На другой день, пока Бабушкин еще не успел приступить к лекции, я спросил соседку, которую звали Женей:
— Ты действительно любишь Эренбурга?
— А ты разве его не любишь?
— Люблю.
— Отчего не написал?
— Откуда ты знаешь, что не написал?
— Подглядела, да и ты подглядывал. Я заметила. Ты еще, наверное, и наврал. Не похож ты на любителя Тургенева и Чехова.
— А на кого я похож?
— Не знаю. На любителя Чехова и Тургенева ты не похож. Зачем врешь? Написал бы правду: люблю Шекспира и Толстого, а больше других Лермонтова и Достоевского.
— Я вру, чтобы не приставали.
Женя внимательно на меня посмотрела:
— А я люблю «Падение Парижа». И сам Париж люблю. У меня снимки есть Нотр-Дам-де-Пари и улицы Лаффит, с которой открывается вид на белоснежную Сакре-Кёр. Ах, Париж! Недостижимая мечта. Есть поговорка: увидеть Неаполь и умереть. А у меня другая поговорка: увидеть Париж и умереть!
— Ты, часом, не космополитка?
Она вздрогнула и опять посмотрела мне прямо в глаза внимательно.
— Ты против космополитов? Ты же не комсомолец.
— Я не за и не против. Я не хочу, чтобы ко мне приставали и полоскали на собраниях. Нет ли у тебя альбома Эренбурга с парижскими фотографиями — синенький такой, продолговатый? — спросил я, переключив беседу на менее опасную тему и одновременно осаживая ее, чтобы не зазнавалась особенно.
— Есть, — с оттенком непонятной горечи ответила она. — Приходи в гости — покажу.

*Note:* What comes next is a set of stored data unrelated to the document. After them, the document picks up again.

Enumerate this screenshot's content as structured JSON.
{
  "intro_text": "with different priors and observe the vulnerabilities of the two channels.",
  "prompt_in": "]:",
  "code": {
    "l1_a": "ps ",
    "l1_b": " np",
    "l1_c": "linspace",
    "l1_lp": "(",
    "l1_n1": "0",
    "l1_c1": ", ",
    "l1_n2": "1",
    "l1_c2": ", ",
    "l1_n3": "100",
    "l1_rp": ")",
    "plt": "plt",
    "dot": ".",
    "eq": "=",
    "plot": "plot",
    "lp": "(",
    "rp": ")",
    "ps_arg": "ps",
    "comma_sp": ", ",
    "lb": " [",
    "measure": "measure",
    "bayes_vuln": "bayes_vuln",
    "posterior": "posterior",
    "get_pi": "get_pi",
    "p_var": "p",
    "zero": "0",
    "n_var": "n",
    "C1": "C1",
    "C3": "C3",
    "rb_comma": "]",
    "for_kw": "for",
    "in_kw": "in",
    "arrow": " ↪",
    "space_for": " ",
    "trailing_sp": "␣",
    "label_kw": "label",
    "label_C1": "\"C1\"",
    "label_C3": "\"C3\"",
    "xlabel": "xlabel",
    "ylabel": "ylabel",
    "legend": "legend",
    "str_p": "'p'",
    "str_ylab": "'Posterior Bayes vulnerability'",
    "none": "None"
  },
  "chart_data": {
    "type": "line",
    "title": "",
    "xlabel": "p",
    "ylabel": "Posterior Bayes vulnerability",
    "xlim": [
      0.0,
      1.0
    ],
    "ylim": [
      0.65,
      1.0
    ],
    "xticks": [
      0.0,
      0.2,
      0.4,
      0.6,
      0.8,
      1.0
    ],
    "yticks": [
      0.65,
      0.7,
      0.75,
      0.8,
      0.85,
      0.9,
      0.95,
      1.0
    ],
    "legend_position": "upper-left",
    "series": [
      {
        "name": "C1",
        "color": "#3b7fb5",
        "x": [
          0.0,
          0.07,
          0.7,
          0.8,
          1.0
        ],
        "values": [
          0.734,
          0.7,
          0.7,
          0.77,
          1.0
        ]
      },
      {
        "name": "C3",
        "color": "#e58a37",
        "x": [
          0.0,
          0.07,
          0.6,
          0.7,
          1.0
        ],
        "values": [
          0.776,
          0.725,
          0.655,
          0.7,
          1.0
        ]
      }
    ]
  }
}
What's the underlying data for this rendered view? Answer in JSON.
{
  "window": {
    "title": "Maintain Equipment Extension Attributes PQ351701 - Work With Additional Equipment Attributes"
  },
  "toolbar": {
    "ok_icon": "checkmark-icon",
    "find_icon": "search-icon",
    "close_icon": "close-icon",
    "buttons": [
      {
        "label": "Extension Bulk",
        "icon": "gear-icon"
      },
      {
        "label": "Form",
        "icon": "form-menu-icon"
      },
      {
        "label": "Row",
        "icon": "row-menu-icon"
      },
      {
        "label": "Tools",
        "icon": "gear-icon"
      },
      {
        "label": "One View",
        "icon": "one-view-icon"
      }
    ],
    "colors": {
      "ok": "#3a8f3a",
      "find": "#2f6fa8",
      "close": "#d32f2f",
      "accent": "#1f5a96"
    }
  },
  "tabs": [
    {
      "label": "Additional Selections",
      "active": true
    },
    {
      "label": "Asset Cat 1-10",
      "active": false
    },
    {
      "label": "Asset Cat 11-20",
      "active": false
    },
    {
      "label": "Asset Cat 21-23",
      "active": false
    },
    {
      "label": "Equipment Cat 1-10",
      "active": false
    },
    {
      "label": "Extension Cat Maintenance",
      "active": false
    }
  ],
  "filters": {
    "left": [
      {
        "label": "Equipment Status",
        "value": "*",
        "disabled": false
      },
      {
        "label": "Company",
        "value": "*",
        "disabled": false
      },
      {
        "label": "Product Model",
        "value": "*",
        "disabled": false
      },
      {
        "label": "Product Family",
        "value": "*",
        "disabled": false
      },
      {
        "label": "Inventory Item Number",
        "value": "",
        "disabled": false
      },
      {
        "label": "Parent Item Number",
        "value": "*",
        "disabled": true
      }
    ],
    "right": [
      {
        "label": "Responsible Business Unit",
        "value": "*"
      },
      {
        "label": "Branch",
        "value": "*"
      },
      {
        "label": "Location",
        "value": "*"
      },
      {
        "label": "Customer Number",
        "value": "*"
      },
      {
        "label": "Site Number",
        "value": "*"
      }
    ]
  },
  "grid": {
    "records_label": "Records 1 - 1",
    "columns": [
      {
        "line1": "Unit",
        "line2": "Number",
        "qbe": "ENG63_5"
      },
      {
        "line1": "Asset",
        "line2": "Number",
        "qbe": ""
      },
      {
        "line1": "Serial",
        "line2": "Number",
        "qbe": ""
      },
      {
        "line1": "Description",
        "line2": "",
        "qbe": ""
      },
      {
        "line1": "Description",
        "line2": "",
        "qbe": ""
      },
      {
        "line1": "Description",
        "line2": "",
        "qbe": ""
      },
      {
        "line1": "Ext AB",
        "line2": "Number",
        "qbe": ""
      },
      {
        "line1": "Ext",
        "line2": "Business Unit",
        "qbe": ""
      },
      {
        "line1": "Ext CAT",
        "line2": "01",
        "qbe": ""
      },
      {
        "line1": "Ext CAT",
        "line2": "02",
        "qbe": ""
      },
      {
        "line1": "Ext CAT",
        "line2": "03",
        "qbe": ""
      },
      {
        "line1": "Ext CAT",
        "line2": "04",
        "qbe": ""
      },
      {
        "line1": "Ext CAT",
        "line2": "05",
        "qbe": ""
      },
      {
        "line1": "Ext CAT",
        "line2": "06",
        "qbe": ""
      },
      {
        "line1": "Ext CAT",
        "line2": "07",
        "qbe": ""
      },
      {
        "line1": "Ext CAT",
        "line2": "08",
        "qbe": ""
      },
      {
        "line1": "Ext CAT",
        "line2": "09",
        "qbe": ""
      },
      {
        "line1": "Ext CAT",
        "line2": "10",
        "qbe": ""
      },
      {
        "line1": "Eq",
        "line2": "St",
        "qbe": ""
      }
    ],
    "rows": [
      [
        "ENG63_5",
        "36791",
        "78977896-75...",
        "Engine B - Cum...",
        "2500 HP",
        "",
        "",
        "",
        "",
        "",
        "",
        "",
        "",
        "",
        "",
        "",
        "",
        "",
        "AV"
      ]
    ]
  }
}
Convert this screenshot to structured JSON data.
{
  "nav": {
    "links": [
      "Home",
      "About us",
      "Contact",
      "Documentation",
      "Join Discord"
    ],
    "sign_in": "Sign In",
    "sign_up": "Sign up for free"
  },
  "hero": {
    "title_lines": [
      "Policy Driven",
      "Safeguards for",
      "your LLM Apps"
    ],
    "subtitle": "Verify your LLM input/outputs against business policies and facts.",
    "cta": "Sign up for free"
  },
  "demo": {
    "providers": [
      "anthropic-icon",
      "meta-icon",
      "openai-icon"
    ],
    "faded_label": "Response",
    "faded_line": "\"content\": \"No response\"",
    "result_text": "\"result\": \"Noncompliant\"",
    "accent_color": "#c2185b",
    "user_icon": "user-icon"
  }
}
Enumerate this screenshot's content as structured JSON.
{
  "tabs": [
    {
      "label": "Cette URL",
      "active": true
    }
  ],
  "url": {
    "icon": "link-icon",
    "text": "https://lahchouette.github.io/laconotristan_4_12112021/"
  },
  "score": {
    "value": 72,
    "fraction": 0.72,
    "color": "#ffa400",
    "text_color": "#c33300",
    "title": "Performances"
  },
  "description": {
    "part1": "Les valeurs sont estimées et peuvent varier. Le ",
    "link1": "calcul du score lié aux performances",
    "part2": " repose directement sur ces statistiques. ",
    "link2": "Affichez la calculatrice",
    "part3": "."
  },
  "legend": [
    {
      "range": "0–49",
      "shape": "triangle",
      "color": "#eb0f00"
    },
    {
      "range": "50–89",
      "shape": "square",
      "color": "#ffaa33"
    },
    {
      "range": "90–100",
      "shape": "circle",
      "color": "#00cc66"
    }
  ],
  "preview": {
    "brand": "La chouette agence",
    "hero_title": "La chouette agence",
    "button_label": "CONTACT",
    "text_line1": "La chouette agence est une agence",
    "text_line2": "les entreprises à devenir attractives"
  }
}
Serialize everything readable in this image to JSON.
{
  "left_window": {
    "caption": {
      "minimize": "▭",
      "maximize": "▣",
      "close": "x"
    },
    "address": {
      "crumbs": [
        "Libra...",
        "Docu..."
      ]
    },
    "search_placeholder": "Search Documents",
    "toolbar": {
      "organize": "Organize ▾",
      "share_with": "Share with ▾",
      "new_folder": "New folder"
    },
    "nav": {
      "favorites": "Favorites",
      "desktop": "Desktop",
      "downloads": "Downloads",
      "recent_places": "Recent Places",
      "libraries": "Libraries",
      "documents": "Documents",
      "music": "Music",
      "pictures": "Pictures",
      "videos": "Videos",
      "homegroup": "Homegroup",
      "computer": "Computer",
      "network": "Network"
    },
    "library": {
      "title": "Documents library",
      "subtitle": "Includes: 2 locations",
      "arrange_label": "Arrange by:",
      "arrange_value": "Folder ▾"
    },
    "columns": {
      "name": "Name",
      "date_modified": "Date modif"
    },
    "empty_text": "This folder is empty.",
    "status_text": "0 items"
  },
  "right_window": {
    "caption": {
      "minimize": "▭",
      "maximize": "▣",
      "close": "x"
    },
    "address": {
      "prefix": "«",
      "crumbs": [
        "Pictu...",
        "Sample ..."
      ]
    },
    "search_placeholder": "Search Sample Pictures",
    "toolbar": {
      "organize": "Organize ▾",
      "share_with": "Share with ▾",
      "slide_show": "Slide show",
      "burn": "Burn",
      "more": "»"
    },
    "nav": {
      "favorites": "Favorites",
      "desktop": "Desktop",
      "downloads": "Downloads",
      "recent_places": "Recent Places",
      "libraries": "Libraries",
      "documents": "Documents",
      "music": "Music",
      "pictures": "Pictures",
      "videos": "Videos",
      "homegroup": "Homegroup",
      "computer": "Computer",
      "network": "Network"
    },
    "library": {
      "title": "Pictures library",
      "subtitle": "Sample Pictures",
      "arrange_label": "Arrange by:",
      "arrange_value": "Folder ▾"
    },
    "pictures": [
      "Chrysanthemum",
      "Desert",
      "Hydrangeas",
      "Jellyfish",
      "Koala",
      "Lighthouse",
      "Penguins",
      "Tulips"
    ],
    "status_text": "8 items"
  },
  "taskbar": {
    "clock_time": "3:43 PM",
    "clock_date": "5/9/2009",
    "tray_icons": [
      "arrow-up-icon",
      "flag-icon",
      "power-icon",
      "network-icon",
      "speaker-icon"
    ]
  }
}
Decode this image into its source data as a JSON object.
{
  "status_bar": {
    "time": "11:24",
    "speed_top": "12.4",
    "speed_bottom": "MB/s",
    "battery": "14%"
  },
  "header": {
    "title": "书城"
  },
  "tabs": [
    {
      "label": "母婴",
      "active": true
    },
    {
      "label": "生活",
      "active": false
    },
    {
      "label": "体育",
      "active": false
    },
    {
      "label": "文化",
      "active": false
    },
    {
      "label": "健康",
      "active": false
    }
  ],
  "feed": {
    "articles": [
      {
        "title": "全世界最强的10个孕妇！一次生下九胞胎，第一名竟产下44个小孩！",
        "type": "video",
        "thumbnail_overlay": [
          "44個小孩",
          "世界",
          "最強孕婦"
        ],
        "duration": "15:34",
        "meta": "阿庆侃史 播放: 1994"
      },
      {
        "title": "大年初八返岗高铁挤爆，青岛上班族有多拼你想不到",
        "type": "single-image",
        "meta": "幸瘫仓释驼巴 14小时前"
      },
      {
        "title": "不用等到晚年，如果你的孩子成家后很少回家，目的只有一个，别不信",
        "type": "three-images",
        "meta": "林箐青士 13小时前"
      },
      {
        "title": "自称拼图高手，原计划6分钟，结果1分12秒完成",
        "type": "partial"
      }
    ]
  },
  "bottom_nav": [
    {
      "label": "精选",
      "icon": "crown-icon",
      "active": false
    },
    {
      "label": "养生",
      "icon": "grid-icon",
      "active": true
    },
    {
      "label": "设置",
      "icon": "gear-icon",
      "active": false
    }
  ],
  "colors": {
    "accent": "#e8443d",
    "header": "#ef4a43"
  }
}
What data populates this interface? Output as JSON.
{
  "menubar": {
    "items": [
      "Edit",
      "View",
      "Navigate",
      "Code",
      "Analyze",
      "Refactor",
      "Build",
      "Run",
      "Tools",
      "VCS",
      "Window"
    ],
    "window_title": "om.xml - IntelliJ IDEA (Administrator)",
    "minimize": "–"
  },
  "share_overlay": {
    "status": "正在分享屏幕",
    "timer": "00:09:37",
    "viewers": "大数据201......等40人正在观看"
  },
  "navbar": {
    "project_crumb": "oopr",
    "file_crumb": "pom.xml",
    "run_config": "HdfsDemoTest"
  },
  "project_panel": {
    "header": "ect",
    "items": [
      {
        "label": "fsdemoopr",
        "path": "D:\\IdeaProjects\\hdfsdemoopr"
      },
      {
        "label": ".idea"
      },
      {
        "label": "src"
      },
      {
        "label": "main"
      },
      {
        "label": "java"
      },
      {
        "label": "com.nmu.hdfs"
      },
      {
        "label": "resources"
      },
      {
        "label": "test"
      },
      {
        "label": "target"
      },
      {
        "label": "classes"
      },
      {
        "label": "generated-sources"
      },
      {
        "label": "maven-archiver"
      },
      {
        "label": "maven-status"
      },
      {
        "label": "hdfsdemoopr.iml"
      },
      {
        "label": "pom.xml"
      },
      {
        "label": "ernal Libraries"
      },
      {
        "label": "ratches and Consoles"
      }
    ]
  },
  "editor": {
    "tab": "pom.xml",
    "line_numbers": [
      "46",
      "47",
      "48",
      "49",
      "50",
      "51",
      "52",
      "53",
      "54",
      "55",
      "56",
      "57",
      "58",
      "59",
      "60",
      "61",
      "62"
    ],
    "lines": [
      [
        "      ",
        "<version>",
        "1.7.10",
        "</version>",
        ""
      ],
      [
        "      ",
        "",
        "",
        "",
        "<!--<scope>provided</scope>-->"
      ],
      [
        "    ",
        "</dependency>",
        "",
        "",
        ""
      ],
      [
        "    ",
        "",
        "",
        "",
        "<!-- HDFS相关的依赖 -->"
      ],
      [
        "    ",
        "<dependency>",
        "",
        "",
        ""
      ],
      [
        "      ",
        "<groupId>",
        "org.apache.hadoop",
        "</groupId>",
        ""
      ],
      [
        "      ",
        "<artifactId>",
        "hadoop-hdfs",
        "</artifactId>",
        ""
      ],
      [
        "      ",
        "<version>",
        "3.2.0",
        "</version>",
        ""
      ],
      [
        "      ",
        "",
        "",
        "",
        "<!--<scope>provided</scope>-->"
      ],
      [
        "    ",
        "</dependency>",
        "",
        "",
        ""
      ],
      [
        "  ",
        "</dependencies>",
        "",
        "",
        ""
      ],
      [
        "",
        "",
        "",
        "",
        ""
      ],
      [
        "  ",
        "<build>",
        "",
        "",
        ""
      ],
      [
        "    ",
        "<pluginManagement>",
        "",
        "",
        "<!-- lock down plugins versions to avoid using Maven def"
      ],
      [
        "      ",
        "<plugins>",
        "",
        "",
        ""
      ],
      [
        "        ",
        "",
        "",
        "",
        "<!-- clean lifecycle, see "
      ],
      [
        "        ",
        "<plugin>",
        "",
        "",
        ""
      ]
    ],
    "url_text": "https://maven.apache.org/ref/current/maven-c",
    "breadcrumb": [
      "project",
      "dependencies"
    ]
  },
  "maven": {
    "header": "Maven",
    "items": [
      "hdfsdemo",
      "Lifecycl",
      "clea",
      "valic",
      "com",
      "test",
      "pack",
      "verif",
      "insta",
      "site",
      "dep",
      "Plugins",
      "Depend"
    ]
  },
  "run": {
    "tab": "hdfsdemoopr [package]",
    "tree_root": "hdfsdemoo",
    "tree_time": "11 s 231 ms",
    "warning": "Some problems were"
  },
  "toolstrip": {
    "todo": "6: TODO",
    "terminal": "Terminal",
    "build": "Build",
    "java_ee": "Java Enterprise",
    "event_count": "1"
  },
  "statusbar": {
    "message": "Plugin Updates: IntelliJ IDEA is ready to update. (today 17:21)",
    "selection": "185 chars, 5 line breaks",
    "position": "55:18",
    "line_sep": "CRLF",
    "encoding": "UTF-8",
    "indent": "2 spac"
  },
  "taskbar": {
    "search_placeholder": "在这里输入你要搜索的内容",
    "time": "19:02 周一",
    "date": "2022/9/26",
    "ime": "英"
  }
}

Я каждый день мечтаю о Париже. Я навеки влюбилась в эту чужую страну. Я обожаю импрессионистов и вообще все, что связано с Францией.
Ничего себе! Томская француженка! А вдруг она действительно француженка?!
— Нет, я не француженка, — сказала Женя и в третий раз внимательно посмотрела на меня.
— Но тогда ты колдунья — чародейка!
Бабушкин дробно постучал карандашом по столу:
— Ну-ка на последней парте…
Позже, через много лет, поразило текстуальное совпадение эренбурговских и Жениных признаний. Я тоже любил Париж. Как не любить! Но больше я любил французский Резистанс и роман «Юность и зрелость короля Генриха IV», однако не до такой степени, чтобы каждый день мечтать о Париже, который стоил мессы.
Артур Сергеевич Тертерян, опять же в коридоре, перед подписанием номера, рассказал мне следующую байку. Во времена Сталина Чаковский настойчиво скрывал от широкой писательской общественности свое происхождение от богатых, кажется, самарских содержателей бань иудейского происхождения. Но однажды, когда встал вопрос: кого послать на какое-то еврейское сборище в Париж, Чаковский дал знать кому положено, что согласен поехать. Эренбург вдогонку сострил:
— Париж стоит обрезания!
Вот какова была любовь к Парижу в наши-то времена. Женя умерла, так и не увидев ни Неаполя, ни Парижа.